Badan Pengkajian dan Penerapan Teknologi (BPPT) dan Badan Meteorologi, Klimatologi, dan Geofisika (BMKG) bisa dibilang sedikit lebih beruntung karena mendapatkan alokasi dana lebih tinggi pada 2019, meski hanya naik tipis.

Dompet BPPT tahun depan akan terisi sebesar Rp1,12 triliun dan BMKG Rp1,75 triliun. Jika dibandingkan dengan anggaran yang diberikan pemerintah tahun ini, dana untuk BPPT naik sebesar 7,69 persen dan BMKG 9,37 persen.

"Logikanya kalau BNPB turun berarti penanggulangan bencana terkait tugas BNPB ya turun, jadi risiko bencana juga lebih tinggi.

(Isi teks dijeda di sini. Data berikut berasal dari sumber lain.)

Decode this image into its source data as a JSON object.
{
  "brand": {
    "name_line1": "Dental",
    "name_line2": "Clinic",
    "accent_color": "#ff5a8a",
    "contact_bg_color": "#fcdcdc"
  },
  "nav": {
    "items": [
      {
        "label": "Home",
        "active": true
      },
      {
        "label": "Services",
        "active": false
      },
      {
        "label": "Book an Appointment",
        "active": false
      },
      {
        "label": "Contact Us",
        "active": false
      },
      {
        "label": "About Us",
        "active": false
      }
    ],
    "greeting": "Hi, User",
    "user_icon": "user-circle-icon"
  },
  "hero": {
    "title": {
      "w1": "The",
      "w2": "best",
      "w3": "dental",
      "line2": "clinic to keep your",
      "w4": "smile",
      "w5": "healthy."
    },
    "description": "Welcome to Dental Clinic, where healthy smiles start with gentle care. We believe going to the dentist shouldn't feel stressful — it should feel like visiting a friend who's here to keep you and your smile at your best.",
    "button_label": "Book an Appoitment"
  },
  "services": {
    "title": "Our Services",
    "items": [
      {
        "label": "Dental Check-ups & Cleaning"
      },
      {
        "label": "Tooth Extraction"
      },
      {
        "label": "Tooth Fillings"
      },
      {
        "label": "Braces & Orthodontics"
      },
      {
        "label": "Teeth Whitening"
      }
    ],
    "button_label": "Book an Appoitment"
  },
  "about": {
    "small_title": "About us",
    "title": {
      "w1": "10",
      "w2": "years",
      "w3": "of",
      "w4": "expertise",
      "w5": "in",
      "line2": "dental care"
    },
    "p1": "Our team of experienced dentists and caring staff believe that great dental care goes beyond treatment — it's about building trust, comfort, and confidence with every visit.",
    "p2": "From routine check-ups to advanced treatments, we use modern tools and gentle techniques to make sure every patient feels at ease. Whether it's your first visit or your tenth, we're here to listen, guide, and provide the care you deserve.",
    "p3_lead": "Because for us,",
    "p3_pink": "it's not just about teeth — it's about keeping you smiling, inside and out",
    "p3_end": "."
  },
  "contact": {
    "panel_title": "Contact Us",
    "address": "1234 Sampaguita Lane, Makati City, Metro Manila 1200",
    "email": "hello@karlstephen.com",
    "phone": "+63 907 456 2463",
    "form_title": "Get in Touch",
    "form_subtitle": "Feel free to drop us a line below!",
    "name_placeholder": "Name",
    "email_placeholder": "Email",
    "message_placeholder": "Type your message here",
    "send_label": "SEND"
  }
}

Ya memang ada yang naik lembaga lain, tapi tidak signifikan, jadi sebenarnya stagnan," kata Direktur Eksekutif Center of Reform on Economics (CORE) Indonesia Mohammad Faisal kepada CNNIndonesia.com, Sabtu (29/12).

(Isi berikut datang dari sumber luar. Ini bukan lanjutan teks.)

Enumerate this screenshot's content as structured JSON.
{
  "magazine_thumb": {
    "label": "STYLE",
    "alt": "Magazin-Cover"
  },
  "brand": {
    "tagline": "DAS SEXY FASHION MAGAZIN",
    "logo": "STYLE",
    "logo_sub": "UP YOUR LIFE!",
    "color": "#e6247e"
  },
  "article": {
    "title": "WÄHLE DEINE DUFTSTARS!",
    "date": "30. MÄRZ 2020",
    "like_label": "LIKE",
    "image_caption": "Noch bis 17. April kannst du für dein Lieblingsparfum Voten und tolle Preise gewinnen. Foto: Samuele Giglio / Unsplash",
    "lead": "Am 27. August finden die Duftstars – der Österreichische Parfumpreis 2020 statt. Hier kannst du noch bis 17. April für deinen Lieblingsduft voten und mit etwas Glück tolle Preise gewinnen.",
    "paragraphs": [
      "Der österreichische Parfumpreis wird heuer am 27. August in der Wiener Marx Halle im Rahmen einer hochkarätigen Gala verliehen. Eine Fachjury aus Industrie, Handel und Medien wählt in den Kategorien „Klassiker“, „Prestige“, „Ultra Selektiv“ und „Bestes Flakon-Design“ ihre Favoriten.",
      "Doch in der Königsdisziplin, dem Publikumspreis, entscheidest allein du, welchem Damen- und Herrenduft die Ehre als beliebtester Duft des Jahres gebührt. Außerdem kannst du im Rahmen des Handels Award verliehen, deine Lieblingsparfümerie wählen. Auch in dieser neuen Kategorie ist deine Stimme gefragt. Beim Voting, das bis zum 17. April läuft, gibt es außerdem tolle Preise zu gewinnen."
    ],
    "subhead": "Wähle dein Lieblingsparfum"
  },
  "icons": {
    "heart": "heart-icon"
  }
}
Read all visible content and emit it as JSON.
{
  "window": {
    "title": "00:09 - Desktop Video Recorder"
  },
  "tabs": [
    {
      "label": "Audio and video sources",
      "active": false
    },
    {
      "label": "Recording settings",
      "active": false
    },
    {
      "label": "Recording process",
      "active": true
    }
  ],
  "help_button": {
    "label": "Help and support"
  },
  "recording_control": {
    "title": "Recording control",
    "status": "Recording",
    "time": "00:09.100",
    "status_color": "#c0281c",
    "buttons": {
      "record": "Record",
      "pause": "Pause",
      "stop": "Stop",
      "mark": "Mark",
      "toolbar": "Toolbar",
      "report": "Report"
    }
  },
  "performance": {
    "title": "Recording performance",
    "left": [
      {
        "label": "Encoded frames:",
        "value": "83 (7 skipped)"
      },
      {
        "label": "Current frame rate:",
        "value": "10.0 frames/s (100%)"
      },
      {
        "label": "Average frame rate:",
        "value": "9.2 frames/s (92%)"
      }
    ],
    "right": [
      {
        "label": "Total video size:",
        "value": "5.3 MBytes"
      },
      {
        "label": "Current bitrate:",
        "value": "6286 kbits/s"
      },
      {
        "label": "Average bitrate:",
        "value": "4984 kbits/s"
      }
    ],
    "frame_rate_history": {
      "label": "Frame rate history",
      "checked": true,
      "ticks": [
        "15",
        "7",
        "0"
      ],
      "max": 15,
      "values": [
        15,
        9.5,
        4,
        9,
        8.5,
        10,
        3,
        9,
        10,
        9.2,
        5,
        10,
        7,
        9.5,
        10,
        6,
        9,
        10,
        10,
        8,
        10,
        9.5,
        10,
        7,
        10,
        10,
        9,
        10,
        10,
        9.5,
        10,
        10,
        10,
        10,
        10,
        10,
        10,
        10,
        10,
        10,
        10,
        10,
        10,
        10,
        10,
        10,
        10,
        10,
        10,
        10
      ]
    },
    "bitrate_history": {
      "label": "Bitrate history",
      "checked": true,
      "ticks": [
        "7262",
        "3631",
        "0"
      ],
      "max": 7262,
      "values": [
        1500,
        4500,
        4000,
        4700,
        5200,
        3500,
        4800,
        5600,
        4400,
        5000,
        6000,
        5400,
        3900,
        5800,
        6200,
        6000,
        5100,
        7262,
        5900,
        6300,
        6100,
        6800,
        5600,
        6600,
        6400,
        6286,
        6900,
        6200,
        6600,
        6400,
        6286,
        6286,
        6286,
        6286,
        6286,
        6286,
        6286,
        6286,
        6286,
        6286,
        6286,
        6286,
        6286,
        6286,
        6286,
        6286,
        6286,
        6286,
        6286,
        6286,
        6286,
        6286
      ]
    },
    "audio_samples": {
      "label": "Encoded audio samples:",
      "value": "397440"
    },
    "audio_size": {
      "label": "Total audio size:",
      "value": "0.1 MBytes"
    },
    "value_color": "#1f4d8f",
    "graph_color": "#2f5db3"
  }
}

Berkaca pada berbagai episode bencana yang terjadi pada tahun ini, Faisal menilai seharusnya pemerintah mengucurkan minimal Rp1 triliun untuk masing-masing lembaga antisipasi dan penanggulangan bencana.

Maklumlah, BNPB, BMKG, dan BPPT membutuhkan dana yang tak sedikit untuk menyediakan dan merawat teknologi yang bisa mendeteksi bencana alam di berbagai wilayah.

Apalagi, saat ini pemerintah juga fokus pada program pengentasan kemiskinan. Bila pemerintah pelit menganggarkan dana untuk mengantisipasi bencana, Faisal menilai ada kontradiksi di sini.

"Seharusnya pola pikir pemerintah berubah, dana untuk bencana harusnya menjadi bagian dari program pengentasan kemiskinan. Ini dana bantuan sosial (bansos) tinggi, tapi percuma kalau anggaran bencana sedikit," jelas Faisal.

Dana Bencana Era Jokowi 'Kalah Telak' Dibandingkan SBYSuasana korban tsunami di Pandeglang. (Foto: CNN Indonesia/Tri Wahyuni)

Ia menjelaskan tiga tahun belakangan ini pemerintah menggenjot alokasi dana untuk bansos. Tengok saja pada 2017 lalu, pemerintah menganggarkan dana untuk bansos sebesar Rp58,1 triliun. Tahun ini jumlahnya melejit 32,97 persen menjadi Rp77,26 triliun, kemudian tahun depan dinaikkan lagi menjadi Rp102,05 triliun.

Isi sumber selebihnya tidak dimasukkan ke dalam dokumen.